だが、それにしてもふたりが置かれている状況は絶望的だった。情けなくも身動きが取れない状況で、
チカが状況を見て助けにくるかとも考えたが、それも難しい話だろう。何しろこの道は酷く入り組んでいるのだ。初めて来た人間が、迷わずに目的地にたどり着けるかすら怪しいのに、ダグたちのところに駆けつけられるわけがない。
やはり腕の一本は犠牲にしても、無理やり脱出を図るべきか。
端から無傷でどうにかなるとは考えていない。だがなるべくなら被害は抑えたいというのがダグの本心だった。
どうする。
頭の中がぐるぐると堂々巡りを始め、焦るばかりで一向にいい考えが出てこない。気づかない間に呼吸が浅くなり、ダグは自身を落ち着かせるために一度深く息を吸った。

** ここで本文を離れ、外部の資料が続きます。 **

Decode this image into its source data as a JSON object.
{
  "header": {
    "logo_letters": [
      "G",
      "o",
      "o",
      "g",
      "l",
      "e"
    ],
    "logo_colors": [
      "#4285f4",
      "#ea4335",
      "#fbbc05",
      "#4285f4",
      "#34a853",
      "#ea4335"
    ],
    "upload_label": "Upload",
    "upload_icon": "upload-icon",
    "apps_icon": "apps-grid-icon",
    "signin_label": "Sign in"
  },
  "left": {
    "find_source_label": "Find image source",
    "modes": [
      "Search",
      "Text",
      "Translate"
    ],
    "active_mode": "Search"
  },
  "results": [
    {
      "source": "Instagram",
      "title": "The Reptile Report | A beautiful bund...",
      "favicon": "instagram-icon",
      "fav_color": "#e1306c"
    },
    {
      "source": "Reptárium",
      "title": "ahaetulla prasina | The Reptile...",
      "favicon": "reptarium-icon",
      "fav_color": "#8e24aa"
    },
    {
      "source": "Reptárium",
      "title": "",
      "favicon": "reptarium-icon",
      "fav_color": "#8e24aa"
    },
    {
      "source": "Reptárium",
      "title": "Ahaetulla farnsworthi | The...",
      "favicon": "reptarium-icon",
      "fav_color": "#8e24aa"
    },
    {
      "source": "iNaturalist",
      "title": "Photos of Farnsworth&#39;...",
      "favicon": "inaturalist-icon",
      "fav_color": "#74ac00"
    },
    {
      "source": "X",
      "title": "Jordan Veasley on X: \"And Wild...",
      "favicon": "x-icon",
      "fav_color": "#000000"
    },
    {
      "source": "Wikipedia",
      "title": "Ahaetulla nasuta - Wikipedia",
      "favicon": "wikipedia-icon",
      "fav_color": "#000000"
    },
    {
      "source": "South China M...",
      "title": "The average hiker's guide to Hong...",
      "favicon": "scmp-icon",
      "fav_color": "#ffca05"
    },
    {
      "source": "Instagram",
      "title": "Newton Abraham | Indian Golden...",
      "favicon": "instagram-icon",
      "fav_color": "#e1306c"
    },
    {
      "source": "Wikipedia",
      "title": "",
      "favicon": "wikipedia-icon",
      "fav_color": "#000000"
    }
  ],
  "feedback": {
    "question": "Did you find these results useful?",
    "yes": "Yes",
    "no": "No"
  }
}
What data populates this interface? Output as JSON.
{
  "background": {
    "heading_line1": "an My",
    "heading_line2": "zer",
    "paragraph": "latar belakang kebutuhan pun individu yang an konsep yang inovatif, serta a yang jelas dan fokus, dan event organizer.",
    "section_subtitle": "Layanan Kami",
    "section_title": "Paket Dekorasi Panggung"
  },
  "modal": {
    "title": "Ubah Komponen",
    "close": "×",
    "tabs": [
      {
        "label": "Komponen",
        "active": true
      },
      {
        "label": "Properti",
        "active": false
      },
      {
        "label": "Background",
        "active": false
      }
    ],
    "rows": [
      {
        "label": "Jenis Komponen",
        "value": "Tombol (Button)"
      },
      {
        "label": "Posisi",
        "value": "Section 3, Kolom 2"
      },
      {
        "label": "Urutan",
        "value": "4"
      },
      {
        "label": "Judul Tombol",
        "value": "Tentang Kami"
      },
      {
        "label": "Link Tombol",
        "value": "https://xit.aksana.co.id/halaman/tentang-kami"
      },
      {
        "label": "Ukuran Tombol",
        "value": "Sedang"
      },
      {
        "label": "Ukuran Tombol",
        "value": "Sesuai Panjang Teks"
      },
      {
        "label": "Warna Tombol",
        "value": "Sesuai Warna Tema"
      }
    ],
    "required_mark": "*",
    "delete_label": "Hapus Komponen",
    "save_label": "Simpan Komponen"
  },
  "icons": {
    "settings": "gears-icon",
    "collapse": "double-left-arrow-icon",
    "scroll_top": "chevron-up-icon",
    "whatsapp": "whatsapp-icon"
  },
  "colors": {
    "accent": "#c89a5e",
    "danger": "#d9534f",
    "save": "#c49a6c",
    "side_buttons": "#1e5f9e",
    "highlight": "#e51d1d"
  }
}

と、その瞬間に視界が開け、いきなり射しこんできた光に目が眩む。
「あはははははっ! 実にあっけなかったナァ。反逆者の捕縛というやつは!」
聞こえるのはいつの間に機嫌を直したのか楽しげに笑う男の声だ。目的地に着いたのか、青髪の男はくるりとダグたちを振り返った。もうその手に血の痕跡は見られない。
男の体越しに見える風景から、どうやら場所は行くはずだったゴミ捨て場らしい。青髪のすぐそばにもブルーシートを被ったゴミ山が見える。
「まぁ、生意気な口がきけるのもここまでだナ。オレたちはここで今から、お前らをエサにあの女をおびき出ス。仲間が打ちのめされる様を、黙ってそこで見てるんだナ」
「……女の方には手を出すなって、言われたんじゃなかったのか?」
「興味をもっていらっしゃるようだったからナ。気の利いタ手土産ダ。きっト、喜んデ下さル!」
青髪はニヤニヤと笑いながらシャノンとダグの顔を見比べる。
計画が順番通りに進んでいるのが嬉しくてたまらないという表情をしていた。子供のようにも見える無邪気さの中に、気持ち悪くどろりとした感情が混ざった顔。それは酷く歪で、不気味である。
どうする、このままじゃ一網打尽だ。
そうダグが思ったとき。
「ダグ、います」
「……いるって、何が。俺らの天のお迎えか?」
唐突にシャノンが言う。その目は驚いたように丸く、青髪の傍を見つめている。
こんなどうしようもない状況であることもあって、ダグの返事は半ばやけくそ気味だった。だが、冗談交じりに返事をした後、ダグは次に聞こえてきた言葉に自分の耳を疑った。
「いえ、チカです」
「――は?」
チカ。聞き間違いじゃない。どうして? あの女が、なんで俺たちより先に。
言いたいことが次々と押し寄せて、ダグの口の中で大渋滞を起こしていた。何か答えようと口を開いても、驚きのあまり声を出すことができない。
そんなダグを置いて、シャノンは目を開いたまま事実を畳みかけていく。
「生命反応を確認。ここに、チカがいます」
その言葉を聞き終えた瞬間に、ブルーシートから飛び出した見覚えのあるオレンジが、青髪の頭目掛けて鋭い蹴りを放っていた。